Abstract: Human eye is one of the most accessible organs in the body, nonetheless, its physiology and associated precorneal factors such as nasolacrimal drainage, blinking, tear film, tear turnover, and induced lacrimation has significantly decreased the residence time of any foreign substances including pharmaceutical dosage forms. Soft contact lenses are promising delivery devices that can sustain the drug release and prolong residence time by acting as a geometric barrier to drug diffusion to tear fluid. This study investigates experimental parameters such as composition of polymer mixtures, stabilizer and the amount of active pharmaceutical ingredient on the preparation of a polymeric drug delivery system for the topical ocular administration of Prednisolone. To achieve this goal, prednisolone-loaded poly (lactic-co-glycolic acid) (PLGA) nanoparticles were prepared by single emulsion solvent evaporation method. Prednisolone was quantified using a validated high performance liquid chromatography (HPLC) method.
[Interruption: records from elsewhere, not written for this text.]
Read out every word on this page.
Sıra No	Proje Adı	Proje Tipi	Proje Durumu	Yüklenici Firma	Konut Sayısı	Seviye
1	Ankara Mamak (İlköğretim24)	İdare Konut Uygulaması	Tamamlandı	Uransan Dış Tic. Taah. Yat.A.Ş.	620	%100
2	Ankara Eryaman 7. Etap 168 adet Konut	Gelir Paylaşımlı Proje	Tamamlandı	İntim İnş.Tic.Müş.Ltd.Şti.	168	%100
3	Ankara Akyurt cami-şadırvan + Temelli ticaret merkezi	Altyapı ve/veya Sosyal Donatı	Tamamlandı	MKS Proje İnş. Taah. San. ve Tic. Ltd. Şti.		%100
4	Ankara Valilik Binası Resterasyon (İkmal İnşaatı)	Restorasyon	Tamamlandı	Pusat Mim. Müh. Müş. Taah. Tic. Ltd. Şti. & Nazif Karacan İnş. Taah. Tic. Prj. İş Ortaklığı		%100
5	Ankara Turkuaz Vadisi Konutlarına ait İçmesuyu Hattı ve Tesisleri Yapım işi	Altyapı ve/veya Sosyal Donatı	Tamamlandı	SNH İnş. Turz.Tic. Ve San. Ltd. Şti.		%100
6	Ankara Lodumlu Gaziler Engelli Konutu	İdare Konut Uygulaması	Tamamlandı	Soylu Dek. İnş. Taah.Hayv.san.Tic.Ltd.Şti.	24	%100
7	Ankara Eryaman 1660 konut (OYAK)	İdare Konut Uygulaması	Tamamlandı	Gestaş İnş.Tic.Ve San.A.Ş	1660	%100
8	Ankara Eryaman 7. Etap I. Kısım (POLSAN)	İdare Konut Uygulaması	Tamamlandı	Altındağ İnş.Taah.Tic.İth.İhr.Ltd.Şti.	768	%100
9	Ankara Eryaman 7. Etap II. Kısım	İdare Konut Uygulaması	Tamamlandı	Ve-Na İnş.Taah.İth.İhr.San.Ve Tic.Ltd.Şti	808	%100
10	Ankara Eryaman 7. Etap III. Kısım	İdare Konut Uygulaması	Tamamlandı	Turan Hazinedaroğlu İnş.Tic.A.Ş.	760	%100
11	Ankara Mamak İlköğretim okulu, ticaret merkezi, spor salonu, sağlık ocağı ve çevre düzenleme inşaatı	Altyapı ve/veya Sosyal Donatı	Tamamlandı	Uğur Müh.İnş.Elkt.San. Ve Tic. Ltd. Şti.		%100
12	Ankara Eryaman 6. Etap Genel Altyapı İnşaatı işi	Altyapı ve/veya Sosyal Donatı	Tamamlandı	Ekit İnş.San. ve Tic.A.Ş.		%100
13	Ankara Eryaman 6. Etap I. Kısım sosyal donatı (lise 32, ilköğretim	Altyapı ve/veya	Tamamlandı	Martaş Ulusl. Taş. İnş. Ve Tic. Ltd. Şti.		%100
Nanoparticle size was mostly affected by the amount of co-polymer (PLGA) used whereas drug load was mostly affected by amount of prednisolone (API) used. Longer homogenization time along with higher amount of API yielded the smallest size nanoparticles. The nanoparticles prepared had an average particle size of 347.1 ± 11.9 nm with a polydispersity index of 0.081. The nanoparticles were then incorporated in the contact lens mixture before preparing them. Clear and transparent contact lenses were successfully prepared. When the nanoparticle (NP)-loaded contact lenses were compared with control contact lenses (unloaded NP contact lenses), a decrease in hydration by 2% (31.2% ± 1.25% hydration for the 0.2 g loaded NP contact lenses) and light transmission by 8% (unloaded NP contact lenses 94.5% NP 0.2 g incorporated contact lenses 86.23%). The wettability of the contact lenses remained within the desired value (<90 °C) even upon incorporation of the NP. NP alone and NP-loaded contact lenses both displayed a slow invitro drug release of drug over 24 h; where 42.3% and 10.8% prednisolone release were achieved, respectively. Contact lenses can be used as a medicated device to sustain ocular drug delivery and improve patient compliance; nonetheless, patients and healthcare professionals’ acceptability and perceptions of the new formulations entail further investigations.